When the application is started, the application program is initiated in a certain number of processes defined by the user.

Since a UTM application is generally accessed simultaneously by a number of clients, each client does not have its own exclusive process. Instead, the large number of simultaneous requests is distributed by openUTM across a small number of processes. As a result, the system overhead and thus the response times do not increase proportionally with the number of users.

If the number of jobs to be processed exceeds the number of free processes, openUTM places the jobs in a queue. Similarly, if the number of free processes exceeds the number of outstanding jobs, the free processes are placed in a process queue.

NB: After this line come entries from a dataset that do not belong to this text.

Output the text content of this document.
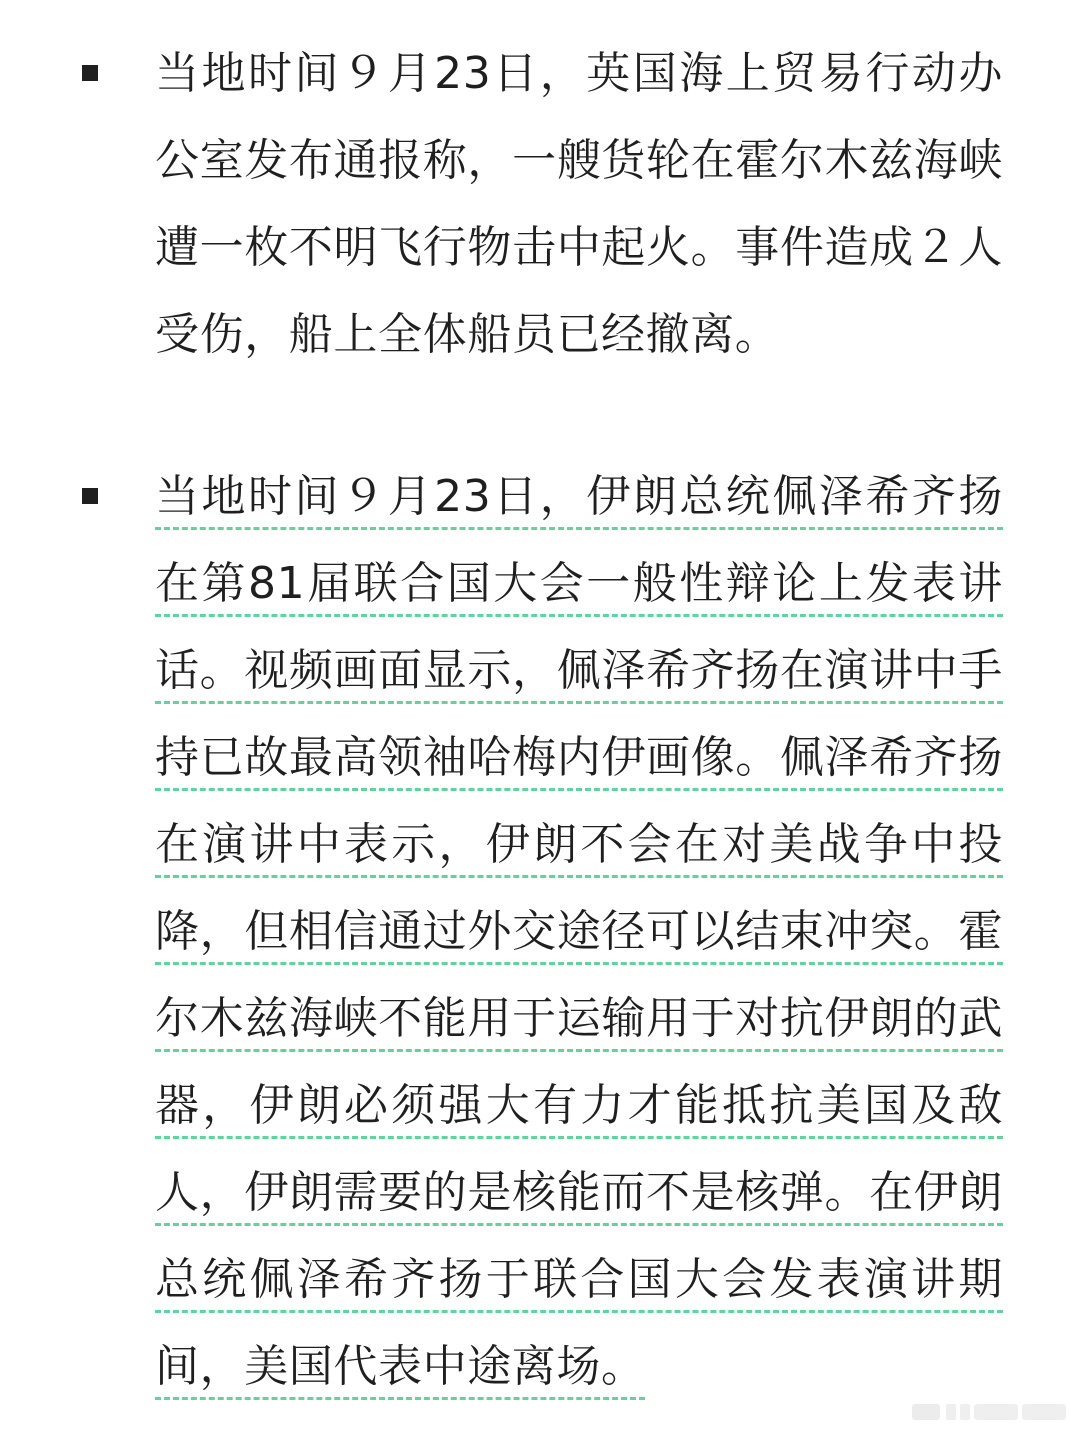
当地时间９月23日，英国海上贸易行动办公室发布通报称，一艘货轮在霍尔木兹海峡遭一枚不明飞行物击中起火。事件造成２人受伤，船上全体船员已经撤离。

当地时间９月23日，伊朗总统佩泽希齐扬在第81届联合国大会一般性辩论上发表讲话。视频画面显示，佩泽希齐扬在演讲中手持已故最高领袖哈梅内伊画像。佩泽希齐扬在演讲中表示，伊朗不会在对美战争中投降，但相信通过外交途径可以结束冲突。霍尔木兹海峡不能用于运输用于对抗伊朗的武器，伊朗必须强大有力才能抵抗美国及敌人，伊朗需要的是核能而不是核弹。在伊朗总统佩泽希齐扬于联合国大会发表演讲期间，美国代表中途离场。
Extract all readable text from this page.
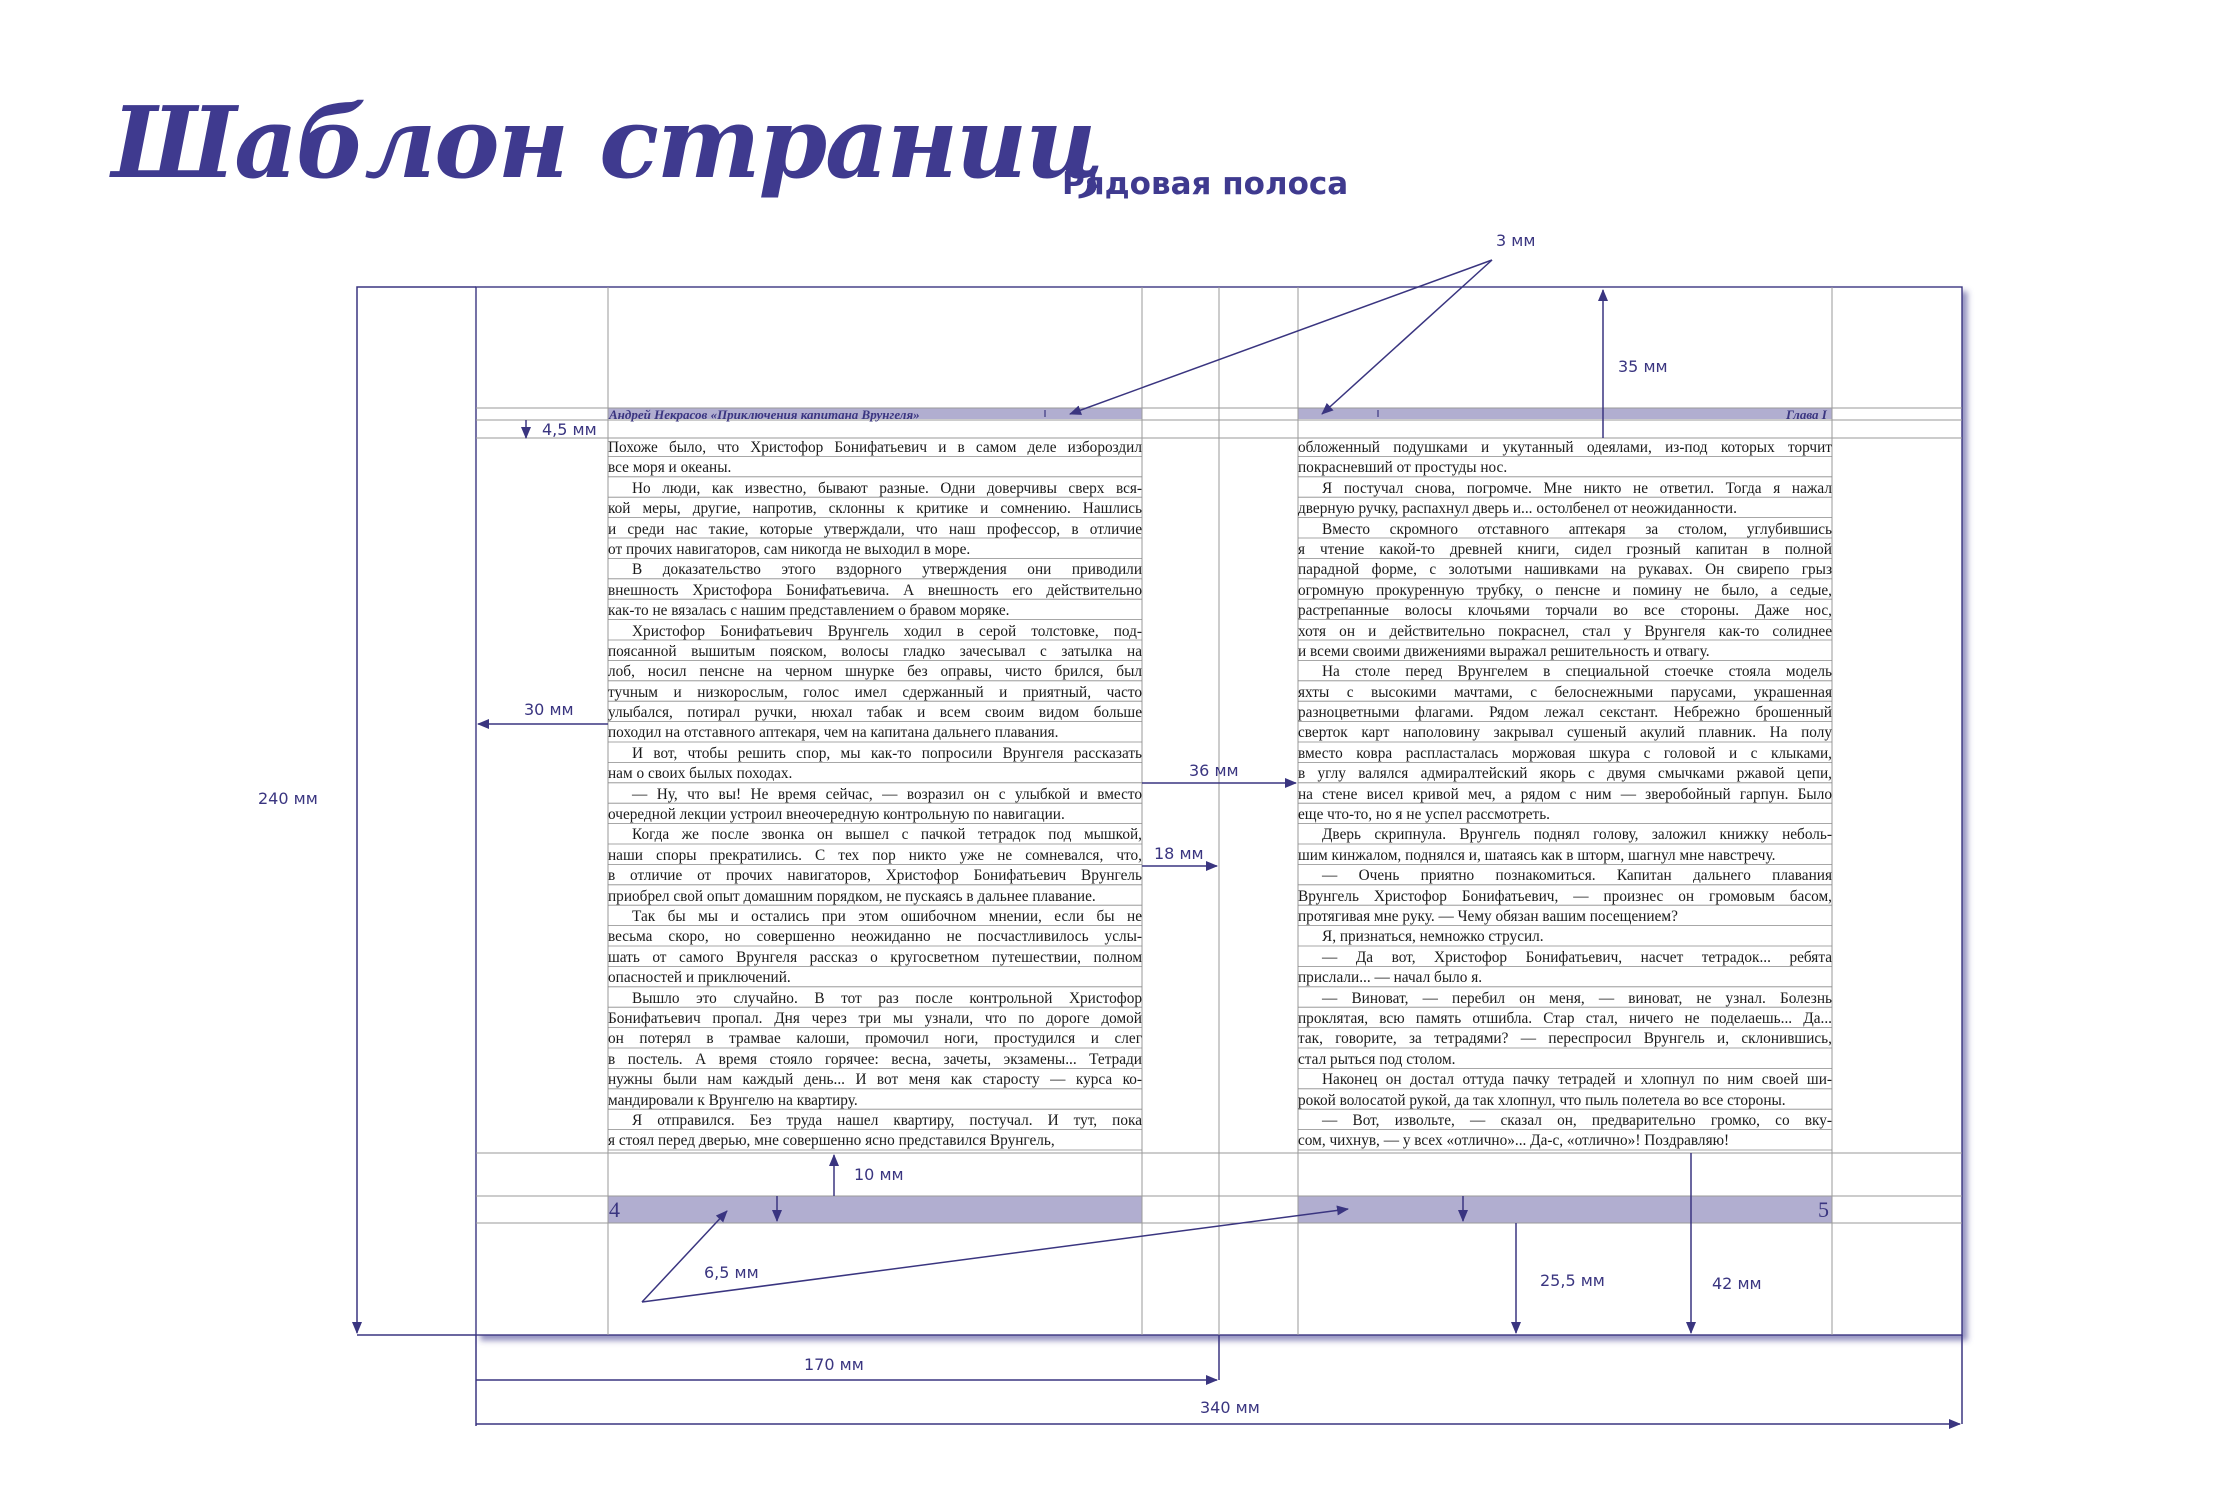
Шаблон страниц
Рядовая полоса
Андрей Некрасов «Приключения капитана Врунгеля»	Глава I
Похоже было, что Христофор Бонифатьевич и в самом деле избороздил
все моря и океаны.
Но люди, как известно, бывают разные. Одни доверчивы сверх вся-
кой меры, другие, напротив, склонны к критике и сомнению. Нашлись
и среди нас такие, которые утверждали, что наш профессор, в отличие
от прочих навигаторов, сам никогда не выходил в море.
В доказательство этого вздорного утверждения они приводили
внешность Христофора Бонифатьевича. А внешность его действительно
как-то не вязалась с нашим представлением о бравом моряке.
Христофор Бонифатьевич Врунгель ходил в серой толстовке, под-
поясанной вышитым пояском, волосы гладко зачесывал с затылка на
лоб, носил пенсне на черном шнурке без оправы, чисто брился, был
тучным и низкорослым, голос имел сдержанный и приятный, часто
улыбался, потирал ручки, нюхал табак и всем своим видом больше
походил на отставного аптекаря, чем на капитана дальнего плавания.
И вот, чтобы решить спор, мы как-то попросили Врунгеля рассказать
нам о своих былых походах.
— Ну, что вы! Не время сейчас, — возразил он с улыбкой и вместо
очередной лекции устроил внеочередную контрольную по навигации.
Когда же после звонка он вышел с пачкой тетрадок под мышкой,
наши споры прекратились. С тех пор никто уже не сомневался, что,
в отличие от прочих навигаторов, Христофор Бонифатьевич Врунгель
приобрел свой опыт домашним порядком, не пускаясь в дальнее плавание.
Так бы мы и остались при этом ошибочном мнении, если бы не
весьма скоро, но совершенно неожиданно не посчастливилось услы-
шать от самого Врунгеля рассказ о кругосветном путешествии, полном
опасностей и приключений.
Вышло это случайно. В тот раз после контрольной Христофор
Бонифатьевич пропал. Дня через три мы узнали, что по дороге домой
он потерял в трамвае калоши, промочил ноги, простудился и слег
в постель. А время стояло горячее: весна, зачеты, экзамены... Тетради
нужны были нам каждый день... И вот меня как старосту — курса ко-
мандировали к Врунгелю на квартиру.
Я отправился. Без труда нашел квартиру, постучал. И тут, пока
я стоял перед дверью, мне совершенно ясно представился Врунгель,
обложенный подушками и укутанный одеялами, из-под которых торчит
покрасневший от простуды нос.
Я постучал снова, погромче. Мне никто не ответил. Тогда я нажал
дверную ручку, распахнул дверь и... остолбенел от неожиданности.
Вместо скромного отставного аптекаря за столом, углубившись
я чтение какой-то древней книги, сидел грозный капитан в полной
парадной форме, с золотыми нашивками на рукавах. Он свирепо грыз
огромную прокуренную трубку, о пенсне и помину не было, а седые,
растрепанные волосы клочьями торчали во все стороны. Даже нос,
хотя он и действительно покраснел, стал у Врунгеля как-то солиднее
и всеми своими движениями выражал решительность и отвагу.
На столе перед Врунгелем в специальной стоечке стояла модель
яхты с высокими мачтами, с белоснежными парусами, украшенная
разноцветными флагами. Рядом лежал секстант. Небрежно брошенный
сверток карт наполовину закрывал сушеный акулий плавник. На полу
вместо ковра распласталась моржовая шкура с головой и с клыками,
в углу валялся адмиралтейский якорь с двумя смычками ржавой цепи,
на стене висел кривой меч, а рядом с ним — зверобойный гарпун. Было
еще что-то, но я не успел рассмотреть.
Дверь скрипнула. Врунгель поднял голову, заложил книжку неболь-
шим кинжалом, поднялся и, шатаясь как в шторм, шагнул мне навстречу.
— Очень приятно познакомиться. Капитан дальнего плавания
Врунгель Христофор Бонифатьевич, — произнес он громовым басом,
протягивая мне руку. — Чему обязан вашим посещением?
Я, признаться, немножко струсил.
— Да вот, Христофор Бонифатьевич, насчет тетрадок... ребята
прислали... — начал было я.
— Виноват, — перебил он меня, — виноват, не узнал. Болезнь
проклятая, всю память отшибла. Стар стал, ничего не поделаешь... Да...
так, говорите, за тетрадями? — переспросил Врунгель и, склонившись,
стал рыться под столом.
Наконец он достал оттуда пачку тетрадей и хлопнул по ним своей ши-
рокой волосатой рукой, да так хлопнул, что пыль полетела во все стороны.
— Вот, извольте, — сказал он, предварительно громко, со вку-
сом, чихнув, — у всех «отлично»... Да-с, «отлично»! Поздравляю!
4	5
3 мм
35 мм
4,5 мм
30 мм
36 мм
18 мм
10 мм
6,5 мм	25,5 мм	42 мм
240 мм
170 мм
340 мм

In addition to the number of processes defined by you, further processes are also started for UTM applications. These are known as UTM system processes, see section "UTM system processes" below.

This openUTM concept of several homogeneous peer processes has a number of further advantages:

• Several jobs can be processed simultaneously.

• If several jobs request the same service, the service can be provided simultaneously in different processes.

• A UTM application can react quickly to load fluctuations, since processes can be added or removed during operation by administration.

• Throughput bottlenecks in particular services can be eliminated, since the processes are of equal ranking (homogeneous) and can be used for any job.

• The worst possible outcome of a fatal error in an application program is a process crash. The effect of the error thus remains local, i.e. only the job that was being processed by the process at the time of the crash is affected. The application as a whole and other applications running in the same system under the control of openUTM are not affected. openUTM will automatically replace the aborted process by a new one.

UTM system processes

The purpose of the system processes is to ensure that applications continue to be responsive even under high loads. UTM system processes only process selected jobs which are characterized first and foremost by short runtimes. Selected jobs may be, for example, the establishment or cleardown of connections, timeout displays, end-of-transaction requests in UTM-D and responses for programs waiting for a PGWT call.

Selected jobs may also include program unit runs for an administrator. On generation, it is also possible to specify a so-called privileged LTERM partner. The following applies to the connection associated with this LTERM partner:

• If a sign-on service is started for this connection then this sign-on service is also processed by the UTM system processes.

• If an administrator signs on via this connection then program unit runs for this connection are also handled by the UTM system processes.

• If a normal user signs on via this connection then this connection is handled exclusively using "normal" processes until the user signs off.

UTM starts the UTM system processes implicitly when an application is started. The number of UTM system processes that are started depends on the values specified in the start parameter TASKS and in the generation parameter MAX SYSTEM-TASKS.

The following table shows the number of UTM system processes in case of MAX SYSTEM-TASKS=*STD has been specified in the UTM generation.

Optimum process utilization through pseudo-conversations

Service routines can be programmed such that a user does not occupy a process during wait times, e.g. while he/she is thinking about what to do. The process then is released immediately, and is available for other jobs. When the terminal user has finished inputting information, another process may continue the dialog without the user noticing any difference. openUTM thus guarantees the optimum utilization of processes, which has a positive effect on performance.

This dialog concept, also known as pseudo-conversational, can be applied not only for dialogs with terminal users but also for program-to-program communication.